Precision medicine is poised to transform the treatment of rheumatic disease. Rheumatologic patients and clinicians can look to the kinds of changes that have dramatically altered the face of cancer diagnosis, treatment, and survival in recent years, and for the same reasons. Conventional approaches to treatment rely on disease phenotypes and their clinical presentation. Genomic, proteomic, and other omic technologies are revealing disease subtypes and precise molecular targets that allow for more targeted and effective treatment approaches.
“In cancer, the newer treatments being approved are no longer just based on the organ where the cancer originated, but based on the mutation or the genetic instability that triggers and promotes the disease,” said Andrea Fava, MD, Assistant Professor of Rheumatology, Johns Hopkins School of Medicine. “You find the mechanism, no matter what clinical disease is showing, and treat the mechanism. We can find something along those same lines in rheumatic diseases.”
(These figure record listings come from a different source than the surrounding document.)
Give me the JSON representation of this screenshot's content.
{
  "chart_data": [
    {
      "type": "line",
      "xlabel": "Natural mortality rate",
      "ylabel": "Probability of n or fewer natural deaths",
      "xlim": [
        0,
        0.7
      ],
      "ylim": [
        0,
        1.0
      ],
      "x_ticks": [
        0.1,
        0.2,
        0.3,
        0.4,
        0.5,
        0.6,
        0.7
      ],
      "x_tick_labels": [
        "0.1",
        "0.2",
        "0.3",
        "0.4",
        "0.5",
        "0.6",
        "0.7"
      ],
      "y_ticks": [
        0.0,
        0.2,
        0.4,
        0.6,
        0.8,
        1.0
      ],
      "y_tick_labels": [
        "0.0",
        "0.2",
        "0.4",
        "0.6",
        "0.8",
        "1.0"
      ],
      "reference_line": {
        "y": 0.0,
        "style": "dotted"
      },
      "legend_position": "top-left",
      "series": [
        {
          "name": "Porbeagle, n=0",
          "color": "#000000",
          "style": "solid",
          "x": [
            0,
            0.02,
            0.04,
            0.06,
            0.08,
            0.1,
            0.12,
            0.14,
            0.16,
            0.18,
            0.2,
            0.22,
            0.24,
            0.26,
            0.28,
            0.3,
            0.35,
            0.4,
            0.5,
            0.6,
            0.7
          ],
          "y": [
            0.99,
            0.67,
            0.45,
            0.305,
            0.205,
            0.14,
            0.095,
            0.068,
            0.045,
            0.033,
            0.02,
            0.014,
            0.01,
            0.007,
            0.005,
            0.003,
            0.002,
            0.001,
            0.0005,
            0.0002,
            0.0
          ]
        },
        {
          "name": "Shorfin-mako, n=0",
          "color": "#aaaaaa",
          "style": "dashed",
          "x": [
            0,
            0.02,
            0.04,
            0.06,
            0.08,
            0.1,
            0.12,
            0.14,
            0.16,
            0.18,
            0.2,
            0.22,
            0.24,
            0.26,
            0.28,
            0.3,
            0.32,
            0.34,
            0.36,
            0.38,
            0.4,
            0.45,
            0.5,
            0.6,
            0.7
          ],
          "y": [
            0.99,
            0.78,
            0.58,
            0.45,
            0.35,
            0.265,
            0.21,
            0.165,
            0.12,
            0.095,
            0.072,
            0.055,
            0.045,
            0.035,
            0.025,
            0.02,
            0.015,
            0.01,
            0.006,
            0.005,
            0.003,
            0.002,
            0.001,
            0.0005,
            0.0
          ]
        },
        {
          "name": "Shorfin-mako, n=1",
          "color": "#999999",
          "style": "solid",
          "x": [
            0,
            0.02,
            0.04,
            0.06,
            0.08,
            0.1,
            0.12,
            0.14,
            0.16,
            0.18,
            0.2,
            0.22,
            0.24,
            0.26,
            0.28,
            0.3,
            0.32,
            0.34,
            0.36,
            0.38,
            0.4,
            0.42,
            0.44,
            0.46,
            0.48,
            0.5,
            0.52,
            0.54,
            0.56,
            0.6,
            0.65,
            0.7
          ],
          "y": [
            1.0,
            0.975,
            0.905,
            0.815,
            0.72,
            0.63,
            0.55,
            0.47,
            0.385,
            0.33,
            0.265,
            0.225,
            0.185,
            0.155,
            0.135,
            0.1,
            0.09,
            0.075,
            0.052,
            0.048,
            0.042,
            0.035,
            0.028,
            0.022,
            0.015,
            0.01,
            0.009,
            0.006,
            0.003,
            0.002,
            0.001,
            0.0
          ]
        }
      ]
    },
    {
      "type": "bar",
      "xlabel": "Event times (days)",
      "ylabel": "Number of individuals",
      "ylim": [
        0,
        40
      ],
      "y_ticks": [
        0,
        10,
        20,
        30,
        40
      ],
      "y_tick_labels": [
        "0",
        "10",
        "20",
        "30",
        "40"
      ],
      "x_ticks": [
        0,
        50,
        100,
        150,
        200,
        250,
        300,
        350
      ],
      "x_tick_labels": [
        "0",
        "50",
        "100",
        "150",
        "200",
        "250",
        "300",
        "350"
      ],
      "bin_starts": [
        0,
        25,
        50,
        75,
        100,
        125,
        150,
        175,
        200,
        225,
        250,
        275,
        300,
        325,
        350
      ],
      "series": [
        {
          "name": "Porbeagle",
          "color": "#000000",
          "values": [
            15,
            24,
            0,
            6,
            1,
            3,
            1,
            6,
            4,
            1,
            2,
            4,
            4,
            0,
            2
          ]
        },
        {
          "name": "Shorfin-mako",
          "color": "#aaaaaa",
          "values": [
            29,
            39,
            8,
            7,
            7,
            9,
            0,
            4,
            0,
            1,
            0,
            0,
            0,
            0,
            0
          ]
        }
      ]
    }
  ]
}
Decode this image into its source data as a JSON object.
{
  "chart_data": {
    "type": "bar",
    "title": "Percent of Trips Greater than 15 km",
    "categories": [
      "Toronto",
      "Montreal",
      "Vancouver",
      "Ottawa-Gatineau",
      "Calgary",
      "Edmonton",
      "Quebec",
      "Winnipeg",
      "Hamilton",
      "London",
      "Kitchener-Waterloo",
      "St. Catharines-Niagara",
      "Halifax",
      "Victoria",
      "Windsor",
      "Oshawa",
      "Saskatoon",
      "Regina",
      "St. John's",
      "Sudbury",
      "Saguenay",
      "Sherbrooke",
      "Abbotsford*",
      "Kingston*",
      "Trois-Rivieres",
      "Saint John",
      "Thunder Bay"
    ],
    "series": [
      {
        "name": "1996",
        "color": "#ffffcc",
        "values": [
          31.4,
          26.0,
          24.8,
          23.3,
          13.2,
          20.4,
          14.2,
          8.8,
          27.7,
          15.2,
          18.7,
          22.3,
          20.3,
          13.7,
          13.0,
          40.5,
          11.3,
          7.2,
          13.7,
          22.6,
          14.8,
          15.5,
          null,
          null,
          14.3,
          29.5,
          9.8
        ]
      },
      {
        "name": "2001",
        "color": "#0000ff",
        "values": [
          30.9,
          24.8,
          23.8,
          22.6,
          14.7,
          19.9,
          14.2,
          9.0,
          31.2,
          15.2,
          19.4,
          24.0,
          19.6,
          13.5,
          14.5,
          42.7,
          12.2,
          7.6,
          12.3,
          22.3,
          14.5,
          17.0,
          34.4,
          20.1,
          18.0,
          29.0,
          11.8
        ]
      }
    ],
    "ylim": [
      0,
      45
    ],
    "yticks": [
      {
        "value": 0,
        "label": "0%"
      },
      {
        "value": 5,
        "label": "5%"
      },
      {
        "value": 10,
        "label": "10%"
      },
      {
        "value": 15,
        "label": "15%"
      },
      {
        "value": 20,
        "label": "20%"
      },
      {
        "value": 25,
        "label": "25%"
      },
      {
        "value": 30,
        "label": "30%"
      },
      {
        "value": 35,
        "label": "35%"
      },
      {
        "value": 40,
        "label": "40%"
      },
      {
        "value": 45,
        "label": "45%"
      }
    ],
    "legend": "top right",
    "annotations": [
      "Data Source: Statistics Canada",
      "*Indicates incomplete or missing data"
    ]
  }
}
Dr. Fava will discuss the latest urine proteomic findings in lupus nephritis during Precision Medicine in Rheumatic Diseases on Saturday, November 12, from 11 a.m.–12 p.m. ET in Terrace Ballroom I. Meeting participants have the option to attend the session in person or on the meeting website via livestream, or to view the session on demand.
Dana Orange, MD, MS, Assistant Professor of Rheumatology, Rockefeller University, will explore the growing role of transcriptomics in understanding the mechanisms underlying symptoms of rheumatoid arthritis such as pain, morning stiffness, and flares.
Lupus is a particularly useful model for precision medicine in autoimmune disease, Dr. Fava said. More than 100 different polymorphisms—distinct genetic mutations—have been identified in lupus. And while multiple polymorphisms converge into similar clinical pictures, each mutation can generate its own mechanism of disease.
“Everybody who presents with similar disease features can have a different mechanism driving those features,” he explained. “That is one reason our current treatments, based on clinical features, do not work for everybody. If we can identify the molecular mechanisms that are active and treat that mechanism, we can be much more precise and effective, whatever the disease looks like in clinic.”
The diagnosis and management of lupus nephritis is highly proteinuria centric, Dr. Fava continued. Many patients are asymptomatic and diagnosed only on kidney biopsy prompted by proteinuria. Proteinuria changes are also used as markers of treatment efficacy in clinical trials and in practice.
“Proteinuria is an accepted biomarker, but it is not always elevated when patients have inflammation in the kidney,” Dr. Fava said. “If you have been treated for more than three years and have complete resolution of proteinuria and take another kidney biopsy, there is a 40 percent chance the patient still has inflammation in the kidney.”
Immunosuppression is the usual clinical intervention, but some patients experience disease flare on treatment.
“The most immediate application of precision medicine would be a reliable way to assess inflammation in the kidney without having to perform a biopsy every few years,” Dr. Fava added. “The goal is a liquid biopsy based on urine samples, a noninvasive biomarker that reflects tissue biology grounded in mechanism. That would allow us to tailor treatment to each patient’s need. We’re applying this omics approach to lupus nephritis right now, and it can be extended to other inflammatory diseases.”